Lord Seaton, the Commander-in-Chief, will reside at Hyams during the encampment.
About a mile from Chobham Place, on the road to Windlesham is Woodlands, the seat of J. Tyler, Esq. The grounds are laid out with great taste and derive additional interest from having been planned by the Rev. W. Gilpin, the author of “Picturesque Tours” and “Forest Scenery”. This gentleman was a frequent visitor at Woodlands half a century ago, and assisted in planting the trees in the park, at the time that the art of landscape gardening was in its infancy. The trees are generally in small groups, and now that they have arrived at maturity, they produce an effect which shew how skilfully they were distributed.

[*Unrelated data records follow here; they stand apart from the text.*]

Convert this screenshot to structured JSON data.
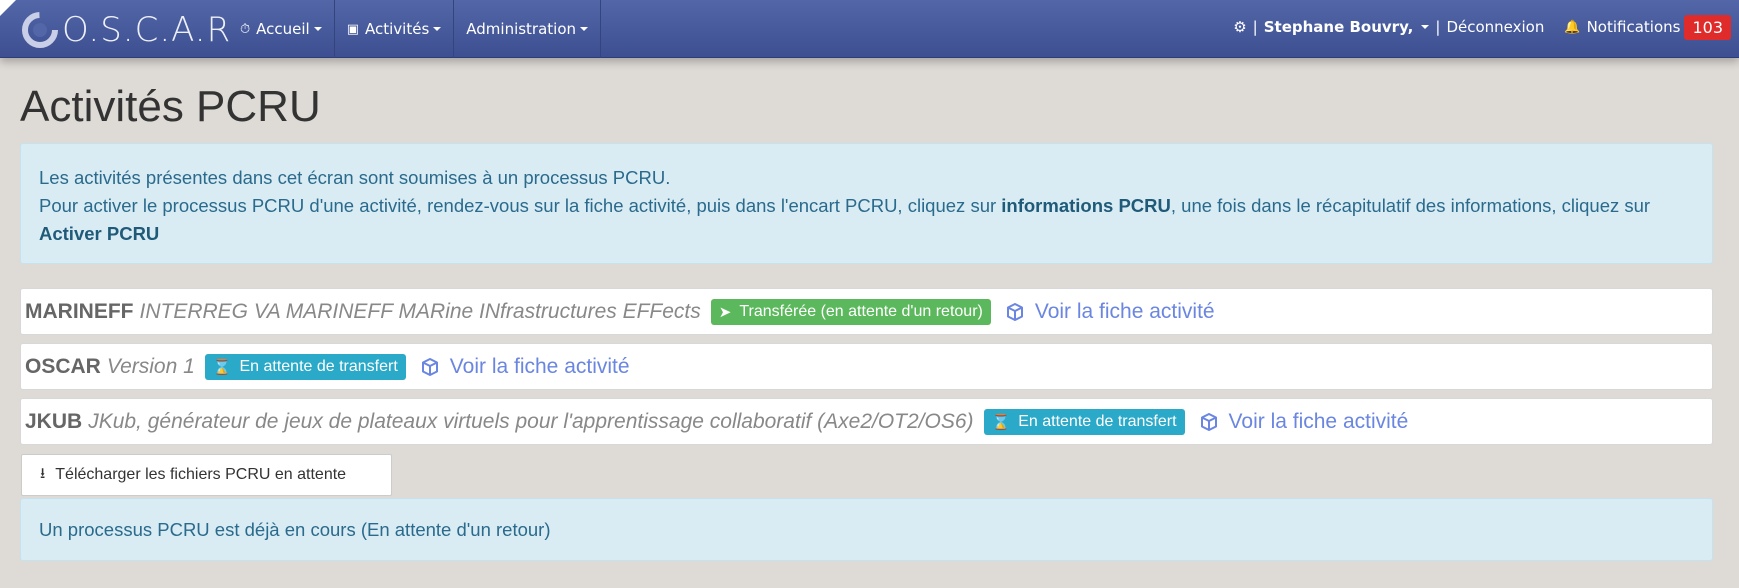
{
  "navbar": {
    "brand": "O.S.C.A.R",
    "menu": [
      {
        "label": "Accueil",
        "icon": "dashboard-icon"
      },
      {
        "label": "Activités",
        "icon": "cube-icon"
      },
      {
        "label": "Administration",
        "icon": ""
      }
    ],
    "user_name": "Stephane Bouvry,",
    "separator": "|",
    "logout": "Déconnexion",
    "notifications_label": "Notifications",
    "notifications_count": "103"
  },
  "page": {
    "title": "Activités PCRU",
    "intro_line1": "Les activités présentes dans cet écran sont soumises à un processus PCRU.",
    "intro_line2_a": "Pour activer le processus PCRU d'une activité, rendez-vous sur la fiche activité, puis dans l'encart PCRU, cliquez sur ",
    "intro_line2_bold": "informations PCRU",
    "intro_line2_b": ", une fois dans le récapitulatif des informations, cliquez sur ",
    "intro_line2_bold2": "Activer PCRU"
  },
  "activities": [
    {
      "acronym": "MARINEFF",
      "label": "INTERREG VA MARINEFF MARine INfrastructures EFFects",
      "status": "Transférée (en attente d'un retour)",
      "status_color": "#5cb85c",
      "link": "Voir la fiche activité"
    },
    {
      "acronym": "OSCAR",
      "label": "Version 1",
      "status": "En attente de transfert",
      "status_color": "#2aa9c8",
      "link": "Voir la fiche activité"
    },
    {
      "acronym": "JKUB",
      "label": "JKub, générateur de jeux de plateaux virtuels pour l'apprentissage collaboratif (Axe2/OT2/OS6)",
      "status": "En attente de transfert",
      "status_color": "#2aa9c8",
      "link": "Voir la fiche activité"
    }
  ],
  "download_button": "Télécharger les fichiers PCRU en attente",
  "process_notice": "Un processus PCRU est déjà en cours (En attente d'un retour)"
}
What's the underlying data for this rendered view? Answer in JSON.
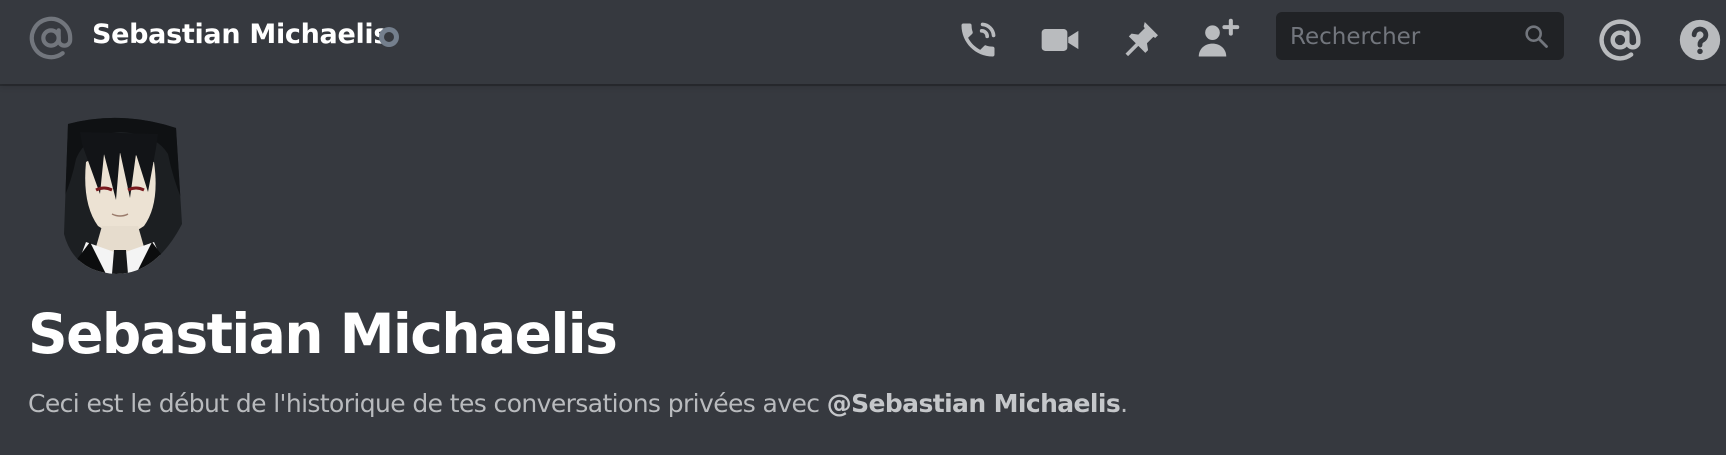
{
  "header": {
    "channel_name": "Sebastian Michaelis",
    "status": "offline",
    "icons": {
      "left": "at-sign-icon",
      "call": "phone-call-icon",
      "video": "video-camera-icon",
      "pin": "pin-icon",
      "add_friend": "add-user-icon",
      "search": "search-icon",
      "mentions": "at-sign-icon",
      "help": "help-icon"
    },
    "search_placeholder": "Rechercher"
  },
  "profile": {
    "display_name": "Sebastian Michaelis",
    "intro_prefix": "Ceci est le début de l'historique de tes conversations privées avec ",
    "mention": "@Sebastian Michaelis",
    "intro_suffix": "."
  },
  "colors": {
    "background": "#36393f",
    "search_bg": "#202225",
    "icon": "#b9bbbe",
    "status_offline": "#747f8d",
    "text_primary": "#ffffff",
    "text_muted": "#b9bbbe"
  }
}
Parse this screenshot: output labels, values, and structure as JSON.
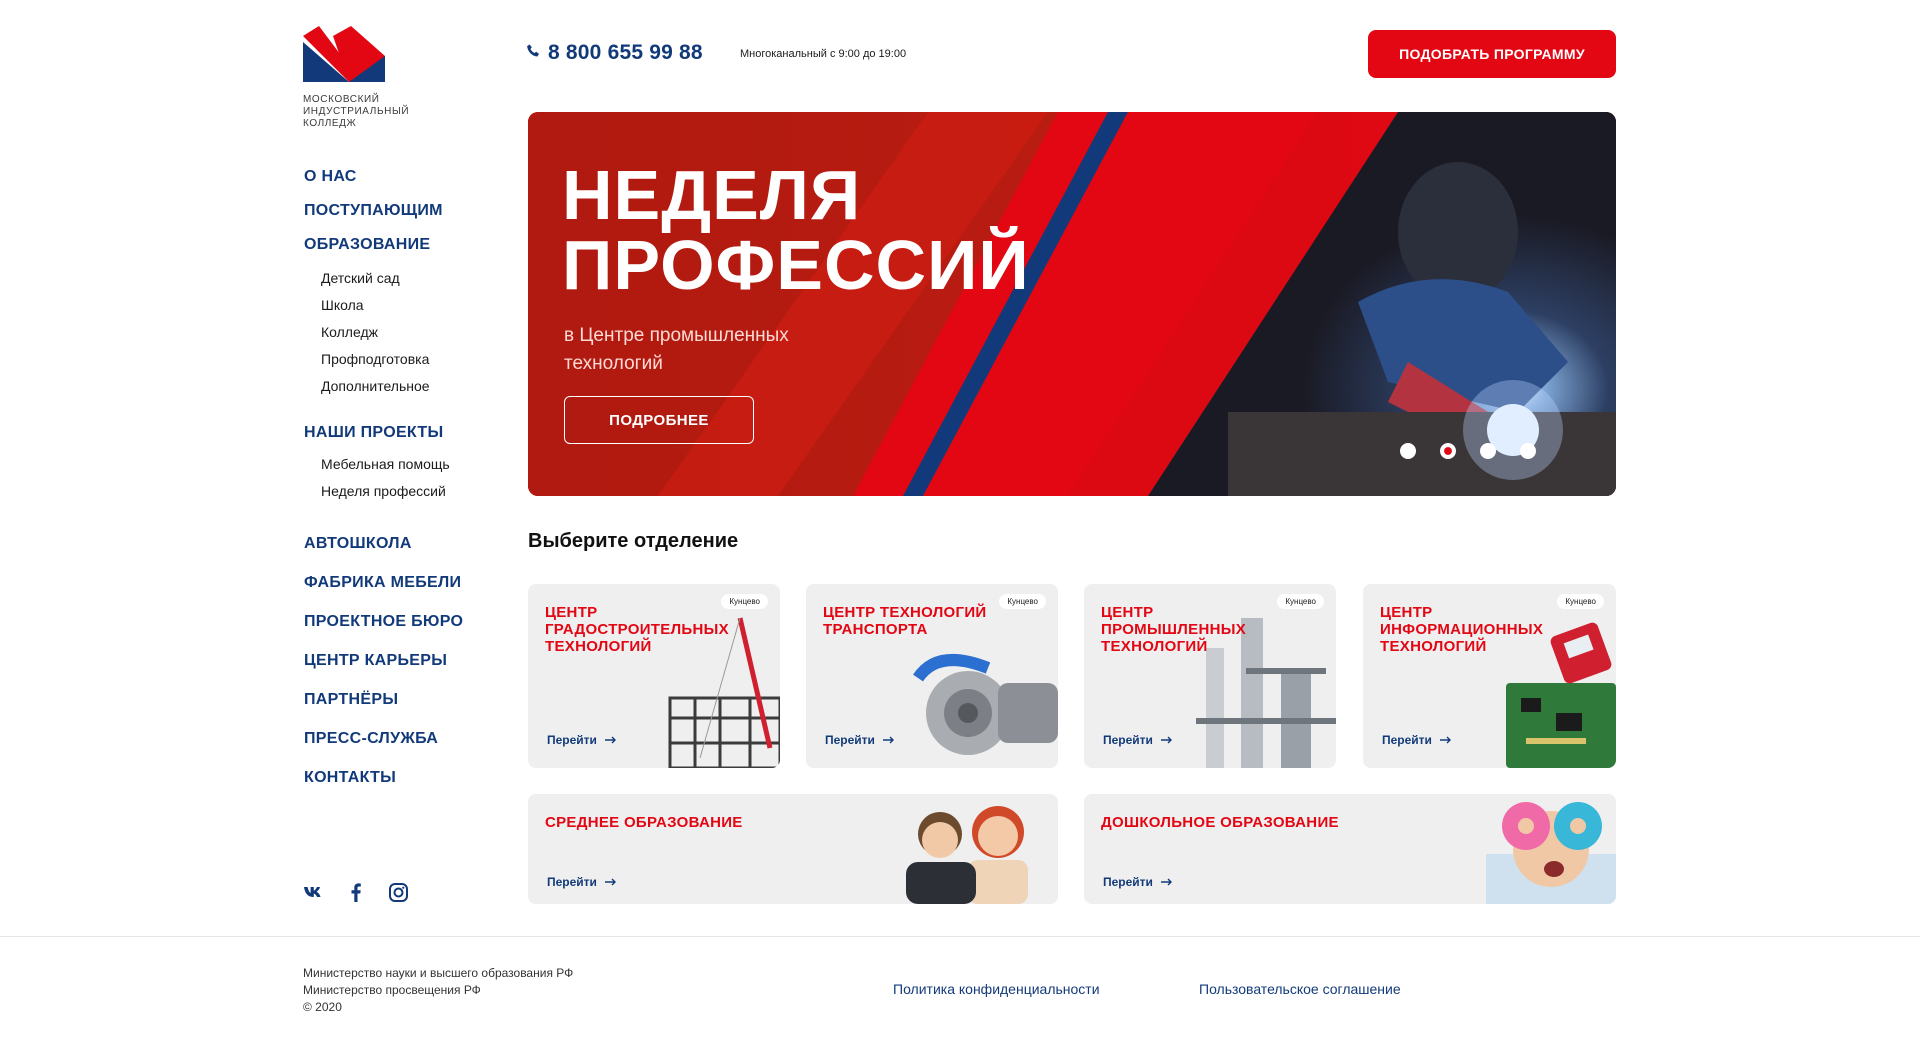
{
  "logo": {
    "text_lines": [
      "МОСКОВСКИЙ",
      "ИНДУСТРИАЛЬНЫЙ",
      "КОЛЛЕДЖ"
    ]
  },
  "header": {
    "phone": "8 800 655 99 88",
    "phone_note": "Многоканальный с 9:00 до 19:00",
    "cta_label": "ПОДОБРАТЬ ПРОГРАММУ"
  },
  "sidebar": {
    "about": "О НАС",
    "applicants": "ПОСТУПАЮЩИМ",
    "education": "ОБРАЗОВАНИЕ",
    "education_items": [
      "Детский сад",
      "Школа",
      "Колледж",
      "Профподготовка",
      "Дополнительное"
    ],
    "projects": "НАШИ ПРОЕКТЫ",
    "project_items": [
      "Мебельная помощь",
      "Неделя профессий"
    ],
    "more": [
      "АВТОШКОЛА",
      "ФАБРИКА МЕБЕЛИ",
      "ПРОЕКТНОЕ БЮРО",
      "ЦЕНТР КАРЬЕРЫ",
      "ПАРТНЁРЫ",
      "ПРЕСС-СЛУЖБА",
      "КОНТАКТЫ"
    ],
    "social_icons": [
      "vk-icon",
      "facebook-icon",
      "instagram-icon"
    ]
  },
  "hero": {
    "title_line1": "НЕДЕЛЯ",
    "title_line2": "ПРОФЕССИЙ",
    "subtitle": "в Центре промышленных технологий",
    "button": "ПОДРОБНЕЕ",
    "slides": 4,
    "active_slide": 2
  },
  "section": {
    "title": "Выберите отделение",
    "link_label": "Перейти",
    "cards": [
      {
        "title": "ЦЕНТР ГРАДОСТРОИТЕЛЬНЫХ ТЕХНОЛОГИЙ",
        "badge": "Кунцево"
      },
      {
        "title": "ЦЕНТР ТЕХНОЛОГИЙ ТРАНСПОРТА",
        "badge": "Кунцево"
      },
      {
        "title": "ЦЕНТР ПРОМЫШЛЕННЫХ ТЕХНОЛОГИЙ",
        "badge": "Кунцево"
      },
      {
        "title": "ЦЕНТР ИНФОРМАЦИОННЫХ ТЕХНОЛОГИЙ",
        "badge": "Кунцево"
      }
    ],
    "wide_cards": [
      {
        "title": "СРЕДНЕЕ ОБРАЗОВАНИЕ"
      },
      {
        "title": "ДОШКОЛЬНОЕ ОБРАЗОВАНИЕ"
      }
    ]
  },
  "footer": {
    "lines": [
      "Министерство науки и высшего образования РФ",
      "Министерство просвещения РФ",
      "© 2020"
    ],
    "privacy": "Политика конфиденциальности",
    "terms": "Пользовательское соглашение"
  },
  "colors": {
    "accent_red": "#e30613",
    "brand_blue": "#123a7a",
    "card_bg": "#efefef"
  }
}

Inns……. there are two good inns in the High Street of Chobham, the “Sun” and the “White Hart” with good stabling attached, the former having horses for hire.
In 1851 the population of Chobham was 2,059. Chobham Park, a large mansion with a double moat, stood on the edge of the Common. Nicholas Heath, Archbishop of York paid Queen Mary £3,000 for it. He retired here after Queen Elizabeth had deprived him of his benefice for his adherence to the Catholic faith. He was Lord Chancellor in Queen Mary’s reign. A later owner (in 1850) was Sir Denis le Marchant, Bart; the Clerk of the House of Commons.